During her confirmation hearing in 2017, she engaged in a testy exchange with Sen. Dianne Feinstein (D-Calif.), who appeared to question Barrett’s religious beliefs.

“The dogma lives loudly within you, and that’s of concern when you come to big issues that people have fought for years in this country,” Feinstein said, perhaps a reference to Barrett’s traditional Catholic views on abortion.

“It’s never appropriate for a judge to impose that judge’s personal convictions, whether they arise from faith or anywhere else, on the law,” Barrett, who clerked for the late Justice Antonin Scalia and taught law for two decades at her alma mater, Notre Dame, shot back.

“We are who we are, how we were raised, where we were raised, and who raised us,” Manchin said. “With that being…the freedom of religion is one of the basic rights we all have as American citizens.

“So, with that being said, whether you’re Catholic, whether you’re Protestant, whether you’re Jewish, Evangelical, whatever it may be, God bless you. You worship who you want, you worship how you want. You worship the same God. All of us do,” he added.

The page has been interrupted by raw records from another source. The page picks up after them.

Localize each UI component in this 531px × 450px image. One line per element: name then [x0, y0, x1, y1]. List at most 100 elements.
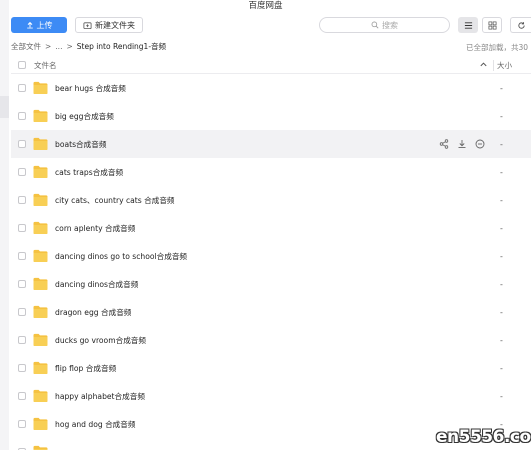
- folder-icon: [33, 305, 48, 318]
- row-checkbox[interactable]: [18, 336, 26, 344]
- new-folder-label: 新建文件夹: [95, 20, 135, 30]
- load-status: 已全部加载，共30: [466, 43, 529, 52]
- row-checkbox[interactable]: [18, 84, 26, 92]
- file-name[interactable]: dancing dinos go to school合成音频: [55, 251, 187, 262]
- breadcrumb-ellipsis[interactable]: ...: [55, 42, 62, 51]
- sidebar-selected-item[interactable]: [0, 96, 9, 118]
- folder-icon: [33, 277, 48, 290]
- column-divider: [493, 60, 494, 71]
- download-icon[interactable]: [457, 139, 467, 149]
- refresh-button[interactable]: [510, 17, 531, 33]
- file-name[interactable]: city cats、country cats 合成音频: [55, 195, 175, 206]
- row-actions: [439, 139, 485, 149]
- folder-icon: [33, 165, 48, 178]
- file-name[interactable]: big egg合成音频: [55, 111, 114, 122]
- toolbar: 上传 新建文件夹 搜索: [0, 12, 531, 38]
- row-checkbox[interactable]: [18, 168, 26, 176]
- breadcrumb-separator: >: [66, 42, 73, 51]
- file-row[interactable]: corn aplenty 合成音频 -: [11, 214, 531, 242]
- title-bar: 百度网盘: [0, 0, 531, 12]
- refresh-icon: [517, 21, 525, 29]
- file-row[interactable]: dancing dinos合成音频 -: [11, 270, 531, 298]
- breadcrumb-root[interactable]: 全部文件: [11, 41, 41, 52]
- search-input[interactable]: 搜索: [319, 17, 450, 33]
- file-size: -: [500, 167, 503, 177]
- breadcrumb: 全部文件 > ... > Step into Rending1-音频 已全部加载…: [11, 38, 531, 55]
- file-name[interactable]: dancing dinos合成音频: [55, 279, 138, 290]
- sidebar-strip: [0, 0, 9, 450]
- folder-icon: [33, 417, 48, 430]
- file-row[interactable]: flip flop 合成音频 -: [11, 354, 531, 382]
- file-row[interactable]: cats traps合成音频 -: [11, 158, 531, 186]
- file-row[interactable]: dancing dinos go to school合成音频 -: [11, 242, 531, 270]
- file-size: -: [500, 83, 503, 93]
- file-size: -: [500, 391, 503, 401]
- row-checkbox[interactable]: [18, 112, 26, 120]
- row-checkbox[interactable]: [18, 252, 26, 260]
- column-header-size[interactable]: 大小: [497, 60, 512, 71]
- upload-icon: [26, 21, 33, 29]
- sort-arrow-icon[interactable]: [479, 60, 488, 69]
- folder-icon: [33, 109, 48, 122]
- new-folder-icon: [83, 21, 92, 29]
- file-name[interactable]: dragon egg 合成音频: [55, 307, 131, 318]
- file-name[interactable]: cats traps合成音频: [55, 167, 123, 178]
- file-size: -: [500, 251, 503, 261]
- more-icon[interactable]: [475, 139, 485, 149]
- file-size: -: [500, 195, 503, 205]
- row-checkbox[interactable]: [18, 308, 26, 316]
- folder-icon: [33, 389, 48, 402]
- folder-icon: [33, 333, 48, 346]
- file-size: -: [500, 307, 503, 317]
- file-name[interactable]: boats合成音频: [55, 139, 106, 150]
- file-name[interactable]: bear hugs 合成音频: [55, 83, 126, 94]
- file-name[interactable]: ducks go vroom合成音频: [55, 335, 146, 346]
- upload-button[interactable]: 上传: [11, 17, 67, 33]
- row-checkbox[interactable]: [18, 392, 26, 400]
- file-list: bear hugs 合成音频 - big egg合成音频 - boats合成音频 - cat…: [11, 74, 531, 450]
- grid-icon: [488, 21, 496, 29]
- search-placeholder: 搜索: [382, 20, 398, 30]
- file-name[interactable]: corn aplenty 合成音频: [55, 223, 135, 234]
- file-size: -: [500, 139, 503, 149]
- file-row[interactable]: boats合成音频 -: [11, 130, 531, 158]
- file-row[interactable]: city cats、country cats 合成音频 -: [11, 186, 531, 214]
- file-size: -: [500, 363, 503, 373]
- new-folder-button[interactable]: 新建文件夹: [75, 17, 143, 33]
- file-name[interactable]: hog and dog 合成音频: [55, 419, 135, 430]
- file-row[interactable]: ducks go vroom合成音频 -: [11, 326, 531, 354]
- folder-icon: [33, 445, 48, 450]
- row-checkbox[interactable]: [18, 420, 26, 428]
- row-checkbox[interactable]: [18, 196, 26, 204]
- file-name[interactable]: happy alphabet合成音频: [55, 391, 145, 402]
- grid-view-button[interactable]: [482, 17, 502, 33]
- file-row[interactable]: dragon egg 合成音频 -: [11, 298, 531, 326]
- file-name[interactable]: flip flop 合成音频: [55, 363, 116, 374]
- select-all-checkbox[interactable]: [18, 61, 26, 69]
- file-row[interactable]: bear hugs 合成音频 -: [11, 74, 531, 102]
- folder-icon: [33, 193, 48, 206]
- row-checkbox[interactable]: [18, 364, 26, 372]
- folder-icon: [33, 361, 48, 374]
- folder-icon: [33, 137, 48, 150]
- row-checkbox[interactable]: [18, 140, 26, 148]
- breadcrumb-separator: >: [45, 42, 52, 51]
- folder-icon: [33, 81, 48, 94]
- breadcrumb-current: Step into Rending1-音频: [76, 42, 167, 51]
- folder-icon: [33, 221, 48, 234]
- file-row[interactable]: happy alphabet合成音频 -: [11, 382, 531, 410]
- file-size: -: [500, 223, 503, 233]
- list-icon: [464, 21, 472, 29]
- row-checkbox[interactable]: [18, 224, 26, 232]
- share-icon[interactable]: [439, 139, 449, 149]
- file-size: -: [500, 335, 503, 345]
- row-checkbox[interactable]: [18, 280, 26, 288]
- upload-label: 上传: [36, 20, 53, 30]
- file-size: -: [500, 111, 503, 121]
- table-header: 文件名 大小: [11, 57, 531, 74]
- app-title: 百度网盘: [248, 1, 283, 11]
- search-icon: [371, 21, 379, 29]
- file-row[interactable]: big egg合成音频 -: [11, 102, 531, 130]
- list-view-button[interactable]: [458, 17, 478, 33]
- column-header-name[interactable]: 文件名: [34, 60, 57, 71]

“It’s awful to bring in religion, it truly is,” he continued, recalling a story about President John F. Kennedy in his youth.

“I remember in 1960 — I was a little kid at that time — but I remember everyone said, ‘Well, if John Kennedy gets elected, the pope’s gonna run the country.’ And I looked at my mom and I said, ‘Mom, they don’t know the Catholics we know,’” Manchin said.